Where is the line between advocating science and protecting corporate profits? It's usually only clear to people trying to show the other side is involved in wrongdoing. A paper in PLOS Medicine uses sugar industry documents to note how they influenced research priorities for the 1971 US National Caries Program (NCP).

The authors looked at 319 internal sugar industry documents from 1959 to 1971 (the "Roger Adams papers") and US National Institute of Dental Research (NIDR) documents to show that the sugar industry sought to influence the setting of research priorities for the NCP. Their analysis indicates that, as early as 1950, sugar industry trade organizations had accepted that sugar damaged teeth and recognized that the dental community favored restricting sugar intake as a key way to control caries. The sugar industry therefore adopted a strategy to deflect attention towards public health interventions that would reduce the harms of sugar consumption, funding research on enzymes that break up dental plaque and looking into a vaccine against tooth decay, and cultivating relationships with the NIDR leadership rather than simply going out of business, as academics tend to favor.

But does that mean they were wrong? 78% of a report submitted to the NIDR by the sugar industry was directly incorporated into the NIDR's first request for research proposals for the NCP - the panel did not find credibility in alternate claims that researching methods to measure the propensity of specific foods to cause caries was as valuable so those were omitted from the research priorities identified at the launch of the NCP. They were later, so why the conspiracy story? The researchers relied on a single source of industry documents and did not interview anyone, they simply state as fact that the NCP and the sugar industry were in bed together.

The authors say: "Actions taken by the sugar industry to impact the NIDR's NCP research priorities, which echo those of the tobacco industry, should be a warning to the public health community."

Pay-to-publish journals publishing editorials as studies should be a warning to the public health community also.

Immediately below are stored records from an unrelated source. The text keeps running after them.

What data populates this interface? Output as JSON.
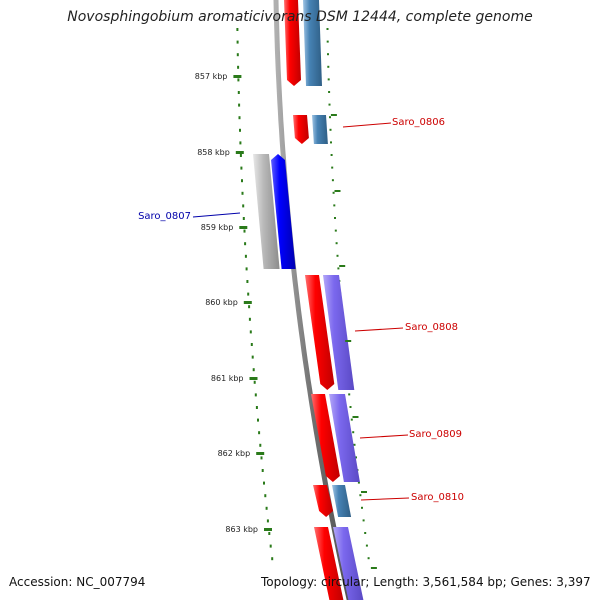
{
  "title": "Novosphingobium aromaticivorans DSM 12444, complete genome",
  "footer": {
    "accession": "Accession: NC_007794",
    "summary": "Topology: circular; Length: 3,561,584 bp; Genes: 3,397"
  },
  "ticks": [
    "857 kbp",
    "858 kbp",
    "859 kbp",
    "860 kbp",
    "861 kbp",
    "862 kbp",
    "863 kbp"
  ],
  "gene_labels": [
    {
      "name": "Saro_0806",
      "strand": "forward",
      "color": "#cc0000"
    },
    {
      "name": "Saro_0807",
      "strand": "reverse",
      "color": "#0000aa"
    },
    {
      "name": "Saro_0808",
      "strand": "forward",
      "color": "#cc0000"
    },
    {
      "name": "Saro_0809",
      "strand": "forward",
      "color": "#cc0000"
    },
    {
      "name": "Saro_0810",
      "strand": "forward",
      "color": "#cc0000"
    }
  ],
  "colors": {
    "gene_forward": "#ff0000",
    "gene_reverse": "#0000ff",
    "cds_blue": "#4682b4",
    "cds_purple": "#7b68ee",
    "cds_gray": "#b0b0b0",
    "tick_green": "#2a7a1a",
    "backbone": "#808080"
  }
}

Citation: Kearns CE, Glantz SA, Schmidt LA (2015) Sugar Industry Influence on the Scientific Agenda of the National Institute of Dental Research's 1971 National Caries Program: A Historical Analysis of Internal Documents. PLoS Med 12(3): e1001798. doi:10.1371/journal.pmed.1001798. Funding: This work was supported by the UCSF Philip R. Lee Institute for Health Policy Studies, a donation by the Hellmann Family Fund to the UCSF Center for Tobacco Control Research and Education, the UCSF School of Dentistry Department of Orofacial Sciences and Global Oral Health Program, National Institute of Dental and Craniofacial Research grant DE-007306 and National Cancer Institute Grant CA-087472.